2004 Denver Annual Meeting (November 7–10, 2004)

Paper No. 14
Presentation Time: 8:00 AM-12:00 PM


BEHLING, Robert E., Morgantown, HEMLER, Deb, Science and Mathematics, Fairmont State Univ, 1201 Locust Ave, Fairmont, WV 26554 and REPINE, Tom, rbehling@wvu.edu

The summer of 1972 marked the initiation of a many-faceted program for engaging K-12 teachers in West Virginia Geology field work. The initial efforts reflected work within the boundaries of the state or home county. The infusion of money from outside sources created a seventeen year continuous record of field experiences with K-12 teachers.

What began as strictly Geologic activities have evolved into holistic experiences best stated as "The Geologist as a Naturalist". What was first limited to the state has now covered over half the states and provinces of North America.

We believe that field work which emphasizes the importance of Geology and Nature, and which relies upon the individual expertise of teachers with respect to plants, animals, insects as well as astronomy and weather, has raised the awareness of Geology in K-12 classrooms throughout the state.

Recently, West Virginia University has graduated over 1% of all the undergraduate Geology majors in the United States. In the past four years, the program has had seven West Virginians who have received Phi Beta Kappa recognition. These students have the common K-12 experience of being in the classroom of one or more teachers we have worked with in the field.

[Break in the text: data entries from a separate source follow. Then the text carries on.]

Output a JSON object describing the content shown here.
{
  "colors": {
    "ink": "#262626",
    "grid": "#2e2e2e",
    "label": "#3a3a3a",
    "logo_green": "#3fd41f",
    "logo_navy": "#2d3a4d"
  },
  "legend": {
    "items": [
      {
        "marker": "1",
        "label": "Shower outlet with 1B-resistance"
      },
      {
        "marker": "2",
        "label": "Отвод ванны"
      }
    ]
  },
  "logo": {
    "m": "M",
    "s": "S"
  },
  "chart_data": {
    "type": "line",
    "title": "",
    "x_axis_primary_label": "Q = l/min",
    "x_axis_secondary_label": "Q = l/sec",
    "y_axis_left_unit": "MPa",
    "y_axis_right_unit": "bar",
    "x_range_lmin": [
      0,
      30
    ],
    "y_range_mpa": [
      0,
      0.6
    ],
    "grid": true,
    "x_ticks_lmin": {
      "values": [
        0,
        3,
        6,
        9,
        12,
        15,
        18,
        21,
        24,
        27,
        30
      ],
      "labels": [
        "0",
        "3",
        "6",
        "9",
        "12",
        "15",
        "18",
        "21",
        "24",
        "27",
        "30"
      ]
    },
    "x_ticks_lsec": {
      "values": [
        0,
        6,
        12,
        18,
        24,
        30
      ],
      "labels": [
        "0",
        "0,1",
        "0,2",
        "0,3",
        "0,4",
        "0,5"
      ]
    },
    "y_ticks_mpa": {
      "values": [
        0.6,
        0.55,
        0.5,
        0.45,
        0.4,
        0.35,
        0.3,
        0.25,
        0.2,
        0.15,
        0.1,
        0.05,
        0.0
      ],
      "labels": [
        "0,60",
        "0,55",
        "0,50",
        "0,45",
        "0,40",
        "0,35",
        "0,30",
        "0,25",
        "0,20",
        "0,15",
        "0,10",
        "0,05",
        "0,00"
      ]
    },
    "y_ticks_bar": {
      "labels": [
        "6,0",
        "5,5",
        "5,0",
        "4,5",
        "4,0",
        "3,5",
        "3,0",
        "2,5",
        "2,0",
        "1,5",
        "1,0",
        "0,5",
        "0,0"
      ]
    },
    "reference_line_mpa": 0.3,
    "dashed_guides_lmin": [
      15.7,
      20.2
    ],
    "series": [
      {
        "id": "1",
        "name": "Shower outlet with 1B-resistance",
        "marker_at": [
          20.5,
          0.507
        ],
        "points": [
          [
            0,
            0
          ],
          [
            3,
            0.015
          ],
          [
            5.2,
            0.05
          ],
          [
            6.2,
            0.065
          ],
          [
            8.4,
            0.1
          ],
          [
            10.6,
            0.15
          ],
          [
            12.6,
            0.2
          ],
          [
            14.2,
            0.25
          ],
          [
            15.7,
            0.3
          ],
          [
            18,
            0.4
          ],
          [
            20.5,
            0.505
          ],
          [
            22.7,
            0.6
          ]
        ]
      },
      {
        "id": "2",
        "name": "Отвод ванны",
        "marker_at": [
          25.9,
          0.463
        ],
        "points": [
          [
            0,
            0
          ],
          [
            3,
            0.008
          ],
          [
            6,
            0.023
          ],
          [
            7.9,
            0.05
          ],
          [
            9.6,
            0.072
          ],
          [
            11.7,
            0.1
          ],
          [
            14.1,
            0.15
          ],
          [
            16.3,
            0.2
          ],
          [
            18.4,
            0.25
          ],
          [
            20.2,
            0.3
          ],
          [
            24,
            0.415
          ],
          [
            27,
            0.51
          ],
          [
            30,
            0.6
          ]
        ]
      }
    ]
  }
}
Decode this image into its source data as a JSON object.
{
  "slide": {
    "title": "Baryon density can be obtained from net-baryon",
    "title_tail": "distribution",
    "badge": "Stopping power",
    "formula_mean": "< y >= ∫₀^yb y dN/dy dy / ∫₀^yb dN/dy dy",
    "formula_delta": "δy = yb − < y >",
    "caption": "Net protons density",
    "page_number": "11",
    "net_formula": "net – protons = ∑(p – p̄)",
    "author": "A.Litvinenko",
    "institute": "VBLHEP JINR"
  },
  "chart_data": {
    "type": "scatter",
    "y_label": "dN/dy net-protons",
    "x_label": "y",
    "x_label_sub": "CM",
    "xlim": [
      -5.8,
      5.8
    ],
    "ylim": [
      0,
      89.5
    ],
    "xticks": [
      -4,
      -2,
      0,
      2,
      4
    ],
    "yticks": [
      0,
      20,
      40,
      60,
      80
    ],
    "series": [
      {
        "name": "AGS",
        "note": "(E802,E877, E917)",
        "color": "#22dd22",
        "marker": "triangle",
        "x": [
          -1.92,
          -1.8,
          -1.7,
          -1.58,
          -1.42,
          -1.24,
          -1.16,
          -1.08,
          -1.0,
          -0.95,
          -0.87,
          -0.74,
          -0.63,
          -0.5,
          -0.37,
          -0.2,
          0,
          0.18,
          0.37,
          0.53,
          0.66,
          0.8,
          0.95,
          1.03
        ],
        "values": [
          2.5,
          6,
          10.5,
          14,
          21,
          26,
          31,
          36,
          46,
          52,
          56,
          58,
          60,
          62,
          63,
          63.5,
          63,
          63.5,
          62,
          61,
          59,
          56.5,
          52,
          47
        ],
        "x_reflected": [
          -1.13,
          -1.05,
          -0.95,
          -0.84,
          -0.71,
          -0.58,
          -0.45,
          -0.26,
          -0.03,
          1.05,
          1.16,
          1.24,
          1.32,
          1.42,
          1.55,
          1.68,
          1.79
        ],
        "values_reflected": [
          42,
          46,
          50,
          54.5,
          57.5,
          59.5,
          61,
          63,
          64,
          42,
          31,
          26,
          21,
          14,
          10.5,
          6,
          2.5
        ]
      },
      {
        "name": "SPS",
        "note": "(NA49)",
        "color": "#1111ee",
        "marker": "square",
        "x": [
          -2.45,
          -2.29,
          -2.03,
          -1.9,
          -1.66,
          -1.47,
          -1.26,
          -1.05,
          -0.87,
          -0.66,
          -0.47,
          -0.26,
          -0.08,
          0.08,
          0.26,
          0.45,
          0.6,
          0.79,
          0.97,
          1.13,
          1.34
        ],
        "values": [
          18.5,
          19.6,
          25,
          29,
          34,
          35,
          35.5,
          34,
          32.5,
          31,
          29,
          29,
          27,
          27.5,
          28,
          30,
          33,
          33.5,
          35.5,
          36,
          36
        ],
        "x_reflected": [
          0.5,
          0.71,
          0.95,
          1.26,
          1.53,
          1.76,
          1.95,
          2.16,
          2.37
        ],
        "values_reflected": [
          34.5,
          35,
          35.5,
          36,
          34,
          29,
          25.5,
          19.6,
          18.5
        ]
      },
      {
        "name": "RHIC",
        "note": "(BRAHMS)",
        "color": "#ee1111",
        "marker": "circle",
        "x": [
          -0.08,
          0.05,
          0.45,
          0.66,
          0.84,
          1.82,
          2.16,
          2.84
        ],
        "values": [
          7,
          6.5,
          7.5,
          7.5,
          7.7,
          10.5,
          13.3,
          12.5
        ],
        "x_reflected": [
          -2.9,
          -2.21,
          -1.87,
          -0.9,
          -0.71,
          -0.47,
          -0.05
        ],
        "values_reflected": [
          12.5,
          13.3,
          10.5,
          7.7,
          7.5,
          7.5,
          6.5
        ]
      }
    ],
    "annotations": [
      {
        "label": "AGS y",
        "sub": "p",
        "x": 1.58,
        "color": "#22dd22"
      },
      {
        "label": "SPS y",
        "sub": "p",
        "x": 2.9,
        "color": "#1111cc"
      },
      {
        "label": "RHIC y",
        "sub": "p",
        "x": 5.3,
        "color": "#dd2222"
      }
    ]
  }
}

We therefore submit the hypothesis that Geology field work for K-12 teachers has resulted in preparing potential Geology Majors. An essential factor in their decision to major, has been their exposure to teachers who have created geologic maps; dug for dinosaurs; walked on glaciers, volcanic cones and in caves; and have experienced first hand the passion derived from exploring Geology in the field.